Costly Recruiting Mistakes and How to Avoid Them
When a company takes on a new employee who turns out to not be a good fit for their job it can be extremely expensive.
Whatever the reason (lack of ability, lack of skills, not a 'fit' for the job or the environment), an ineffective or unhappy employee will not do as good a job, and the effects of that can ripple out through the company, and its clients or customers.
Loss of money, loss of business, loss of reputation and loss of morale can all result.
But how did this unsuitable person end up in the job in the first place? Usually because of failures in the recruitment process. So let's take a look at various things that should be done to make sure that your company is not one of those that ends up paying the price for poor recruitment.
Communication is vital
It sounds so obvious, but the recruiter (external or internal) and the manager(s)-to-be of the successful applicant must establish and maintain good communication. At the outset, all information about the job must be crystal clear; as the interview and selection process gets underway, regular feedback and dialogue is essential.
Getting the job description right
We've written recently about the importance of a quality job description; the responsibility for this is shared between the recruiter and the manager(s)-to-be. If the job listing is poorly written, vague, ambiguous, or boring, then top candidates won't apply. If a successful candidate finds out their new job does not do what it said on the tin, then they'll probably under perform - and then leave.
Favouritism and nepotism
By all means consider interviewing applicants that are friends or relatives of current employees, but for goodness sake don't let that be your only talent pool. The best-suited person for the job is, in the vast majority of cases, most definitely not the MD's nephew.
Discriminating based on age or looks
It's a sad fact that many companies still end up giving jobs to younger, better-looking people, and even sadder that we need to point out that this is such a mistake, not to mention something that there is legislation against. Good looks do not always accompany brains, and older applicants often have a better work ethic, are better team players, more productive, more consistent and more committed.
Mistakes at interview
In house recruiters sometimes make the mistake of sharing office politics and gossip with candidates, forgetting that their job is not just to assess the candidate but to sell them on the company. Then there are poor (or even absent) interview questions that mean that candidates aren't vetted for core competencies, the non-negotiable criteria for the position, or their perception of the company and the likelihood of there being a good cultural fit.
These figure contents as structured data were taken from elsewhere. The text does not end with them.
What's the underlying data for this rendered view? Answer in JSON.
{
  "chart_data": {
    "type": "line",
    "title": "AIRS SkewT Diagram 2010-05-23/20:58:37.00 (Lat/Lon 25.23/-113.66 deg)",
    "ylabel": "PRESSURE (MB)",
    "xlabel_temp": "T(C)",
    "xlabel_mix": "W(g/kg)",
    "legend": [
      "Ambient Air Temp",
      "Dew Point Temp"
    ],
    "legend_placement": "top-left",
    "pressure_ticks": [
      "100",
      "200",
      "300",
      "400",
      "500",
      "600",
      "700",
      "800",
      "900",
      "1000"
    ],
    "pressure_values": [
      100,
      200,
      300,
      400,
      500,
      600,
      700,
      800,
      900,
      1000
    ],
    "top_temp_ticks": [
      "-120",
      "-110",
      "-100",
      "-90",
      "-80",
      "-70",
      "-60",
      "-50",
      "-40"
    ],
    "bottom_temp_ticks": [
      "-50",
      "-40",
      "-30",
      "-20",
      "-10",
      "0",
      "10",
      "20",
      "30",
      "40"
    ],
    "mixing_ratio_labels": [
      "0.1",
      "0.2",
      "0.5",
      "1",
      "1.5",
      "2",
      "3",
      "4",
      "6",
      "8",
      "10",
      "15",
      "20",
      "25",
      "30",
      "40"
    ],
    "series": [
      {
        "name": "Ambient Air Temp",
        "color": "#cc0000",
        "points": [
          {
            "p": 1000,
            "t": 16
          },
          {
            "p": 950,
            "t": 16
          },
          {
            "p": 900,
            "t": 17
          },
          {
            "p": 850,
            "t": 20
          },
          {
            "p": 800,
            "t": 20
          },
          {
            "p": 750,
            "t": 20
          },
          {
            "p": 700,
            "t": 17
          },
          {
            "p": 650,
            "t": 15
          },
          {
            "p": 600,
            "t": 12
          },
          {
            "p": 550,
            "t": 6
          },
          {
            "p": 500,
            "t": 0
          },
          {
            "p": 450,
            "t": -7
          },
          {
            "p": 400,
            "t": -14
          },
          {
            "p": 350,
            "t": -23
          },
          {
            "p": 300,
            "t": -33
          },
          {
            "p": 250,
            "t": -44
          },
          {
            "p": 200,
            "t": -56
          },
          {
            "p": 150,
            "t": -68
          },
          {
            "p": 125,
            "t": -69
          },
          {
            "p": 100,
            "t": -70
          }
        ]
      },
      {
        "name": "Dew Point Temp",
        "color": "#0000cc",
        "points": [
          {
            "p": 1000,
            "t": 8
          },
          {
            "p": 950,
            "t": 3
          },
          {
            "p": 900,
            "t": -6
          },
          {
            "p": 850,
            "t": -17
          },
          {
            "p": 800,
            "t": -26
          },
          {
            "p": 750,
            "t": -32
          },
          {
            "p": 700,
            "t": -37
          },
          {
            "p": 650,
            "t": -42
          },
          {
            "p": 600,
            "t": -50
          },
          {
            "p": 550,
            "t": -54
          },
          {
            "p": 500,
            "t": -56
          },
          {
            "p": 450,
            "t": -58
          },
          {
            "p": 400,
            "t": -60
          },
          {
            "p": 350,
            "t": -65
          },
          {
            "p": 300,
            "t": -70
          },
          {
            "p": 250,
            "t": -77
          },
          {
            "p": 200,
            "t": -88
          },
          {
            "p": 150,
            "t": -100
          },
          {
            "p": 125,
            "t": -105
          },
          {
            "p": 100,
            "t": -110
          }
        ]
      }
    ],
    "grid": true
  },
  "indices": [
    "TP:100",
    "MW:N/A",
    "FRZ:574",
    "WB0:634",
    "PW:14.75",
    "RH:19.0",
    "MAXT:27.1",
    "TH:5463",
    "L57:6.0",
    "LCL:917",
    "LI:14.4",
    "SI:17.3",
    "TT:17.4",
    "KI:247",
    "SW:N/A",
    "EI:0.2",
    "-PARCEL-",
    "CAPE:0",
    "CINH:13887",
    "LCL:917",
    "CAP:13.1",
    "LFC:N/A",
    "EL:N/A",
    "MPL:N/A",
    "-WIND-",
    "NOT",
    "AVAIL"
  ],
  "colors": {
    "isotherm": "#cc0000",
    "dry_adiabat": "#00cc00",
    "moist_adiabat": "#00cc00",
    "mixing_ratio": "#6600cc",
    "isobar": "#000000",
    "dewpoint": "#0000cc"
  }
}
Over-valuing the candidate's presentation
If the candidate is not going to be client-facing, in a sales-based or liaison role, then how important is their appearance, their confidence, charming personality, or wit? Properly chosen interview questions that require a candidate to demonstrate real depth of knowledge in their specialist field will help you separate those that impress at interview from those that will be truly effective.
Lack of respect for candidates
We've written about treating candidates with respect before, so we'll just touch on it briefly here: always acknowledge applications, always give feedback, and always return calls. Never leave closed positions apparently open on job boards (or worse still, create adverts for jobs that don't exist) to try to build a talent pool or pipeline. And, once you have your chosen candidate, do devote real resources to training them and helping them settle into their new job.
Always check references, and don't put too much credibility into them; carry out your own background checks too.
Finally, when it comes to salary, don't try to pay under the market rate; your employee will find out, and will feel undervalued. You are risking poor performance and eventual loss of that person. Putting off hiring is usually a false economy too; pressurised managers who have been under-resourced for too long are more likely to approve the first person that looks like even a partial match for the job.